The licenses will work on a demerit point system. If a property reaches 7 demerit points it will have its license suspended for six months. If it reaches 15 demerit points the license will be revoked. Demerit points will reset after two years.
In relation to the study of STR’s and as part of the STR Task Force recommendations, staff met with both Police Services (Kawartha Lakes Police Services and the Kawartha Lakes O.P.P.) The purpose of the meeting was to explore current practices, investigation services, and information sharing and to discuss the added value in hiring pay duty officers to respond to weekend STR issues to support the STR program in a focused way outside of MLEL hours of service. This option was not feasible according to the report.
There will be a new 24/7 vendor-supported intake and complaint response system. The STR Task Force has suggested that this time period is approximately 20 days, covering the weekends in July and August. Bylaw hours will also be expanded later into the evenings.
The vendor will have access to direct owner contact and will act as a complaint intake line. All calls will be recorded and the vendor will reach out to the proper service whether it be police, fire or bylaw and will follow up with the caller or complainant. If the owner fails to respond they will get demerit points, every time there’s bylaw or police involvement demit points will be assessed.
Sloan says there will be improved information sharing across agencies they interact with and support from police and city departments with 24/7 vendor support is a big piece of program. He says police have agreed to respond to bylaw complaints after hours.

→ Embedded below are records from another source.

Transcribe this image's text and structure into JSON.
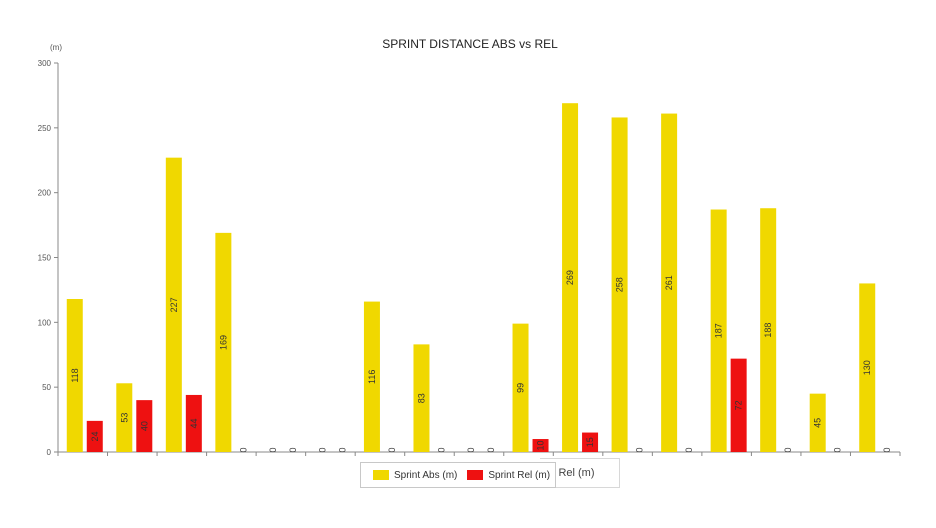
{
  "chart_data": {
    "type": "bar",
    "title": "SPRINT DISTANCE ABS vs REL",
    "unit_label": "(m)",
    "ylim": [
      0,
      300
    ],
    "yticks": [
      0,
      50,
      100,
      150,
      200,
      250,
      300
    ],
    "grid": false,
    "legend_position": "bottom",
    "categories": [
      "",
      "",
      "",
      "",
      "",
      "",
      "",
      "",
      "",
      "",
      "",
      "",
      "",
      "",
      "",
      "",
      ""
    ],
    "series": [
      {
        "name": "Sprint Abs (m)",
        "color": "#f0d800",
        "values": [
          118,
          53,
          227,
          169,
          0,
          0,
          116,
          83,
          0,
          99,
          269,
          258,
          261,
          187,
          188,
          45,
          130
        ]
      },
      {
        "name": "Sprint Rel (m)",
        "color": "#ee1111",
        "values": [
          24,
          40,
          44,
          0,
          0,
          0,
          0,
          0,
          0,
          10,
          15,
          0,
          0,
          72,
          0,
          0,
          0
        ]
      }
    ]
  },
  "legend_ghost_text": "print Rel (m)"
}
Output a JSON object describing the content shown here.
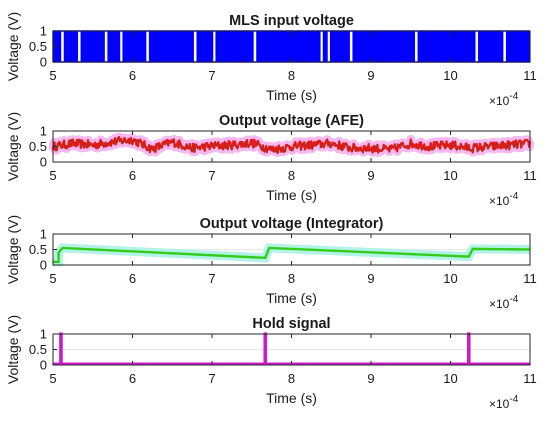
{
  "chart_data": [
    {
      "type": "line",
      "title": "MLS input voltage",
      "xlabel": "Time (s)",
      "ylabel": "Voltage (V)",
      "x_exponent_label": "×10",
      "x_exponent_power": "-4",
      "xlim": [
        5,
        11
      ],
      "ylim": [
        0,
        1
      ],
      "xticks": [
        "5",
        "6",
        "7",
        "8",
        "9",
        "10",
        "11"
      ],
      "yticks": [
        "0",
        "0.5",
        "1"
      ],
      "grid": false,
      "series": [
        {
          "color": "#0000ff",
          "signal": "binary-switching",
          "low": 0,
          "high": 1,
          "gaps_x": [
            5.12,
            5.33,
            5.67,
            5.86,
            6.19,
            6.79,
            7.03,
            7.54,
            8.38,
            8.47,
            8.75,
            9.57,
            10.33,
            10.68
          ]
        }
      ]
    },
    {
      "type": "line",
      "title": "Output voltage (AFE)",
      "xlabel": "Time (s)",
      "ylabel": "Voltage (V)",
      "x_exponent_label": "×10",
      "x_exponent_power": "-4",
      "xlim": [
        5,
        11
      ],
      "ylim": [
        0,
        1
      ],
      "xticks": [
        "5",
        "6",
        "7",
        "8",
        "9",
        "10",
        "11"
      ],
      "yticks": [
        "0",
        "0.5",
        "1"
      ],
      "grid": true,
      "series": [
        {
          "color": "#e6191a",
          "band_color": "#f7b8f0",
          "signal": "noisy",
          "x": [
            5,
            5.25,
            5.5,
            5.75,
            6,
            6.25,
            6.5,
            6.75,
            7,
            7.25,
            7.5,
            7.75,
            8,
            8.25,
            8.5,
            8.75,
            9,
            9.25,
            9.5,
            9.75,
            10,
            10.25,
            10.5,
            10.75,
            11
          ],
          "y": [
            0.5,
            0.6,
            0.55,
            0.65,
            0.72,
            0.42,
            0.65,
            0.45,
            0.52,
            0.55,
            0.62,
            0.4,
            0.5,
            0.55,
            0.6,
            0.45,
            0.45,
            0.4,
            0.6,
            0.5,
            0.55,
            0.45,
            0.5,
            0.55,
            0.6
          ]
        }
      ]
    },
    {
      "type": "line",
      "title": "Output voltage (Integrator)",
      "xlabel": "Time (s)",
      "ylabel": "Voltage (V)",
      "x_exponent_label": "×10",
      "x_exponent_power": "-4",
      "xlim": [
        5,
        11
      ],
      "ylim": [
        0,
        1
      ],
      "xticks": [
        "5",
        "6",
        "7",
        "8",
        "9",
        "10",
        "11"
      ],
      "yticks": [
        "0",
        "0.5",
        "1"
      ],
      "grid": true,
      "series": [
        {
          "color": "#33cc1a",
          "band_color": "#b3f2e6",
          "x": [
            5,
            5.07,
            5.07,
            5.12,
            7.67,
            7.67,
            7.72,
            10.23,
            10.23,
            10.28,
            11
          ],
          "y": [
            0.1,
            0.1,
            0.4,
            0.55,
            0.23,
            0.23,
            0.55,
            0.27,
            0.27,
            0.52,
            0.5
          ]
        }
      ]
    },
    {
      "type": "line",
      "title": "Hold signal",
      "xlabel": "Time (s)",
      "ylabel": "Voltage (V)",
      "x_exponent_label": "×10",
      "x_exponent_power": "-4",
      "xlim": [
        5,
        11
      ],
      "ylim": [
        0,
        1
      ],
      "xticks": [
        "5",
        "6",
        "7",
        "8",
        "9",
        "10",
        "11"
      ],
      "yticks": [
        "0",
        "0.5",
        "1"
      ],
      "grid": true,
      "series": [
        {
          "color": "#cc19cc",
          "signal": "pulses",
          "low": 0,
          "high": 1.05,
          "pulse_x": [
            5.1,
            7.67,
            10.23
          ]
        }
      ]
    }
  ]
}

“What we have tried to do is address the safety and provide balance for the businesses,” Sloan said.
The occupancy limits will be based on the number of bedrooms in the property and the size of the septic system etc. Renters will need to abide by a Renters Code of Conduct.
The Task Force had hoped to limit the number of STRs that can be on any street but City solicitor Robyn Carlson said the move would put the City at odds with current legislation. It was removed from the proposal.
Officials are hoping to implement the program for a soft rollout in July.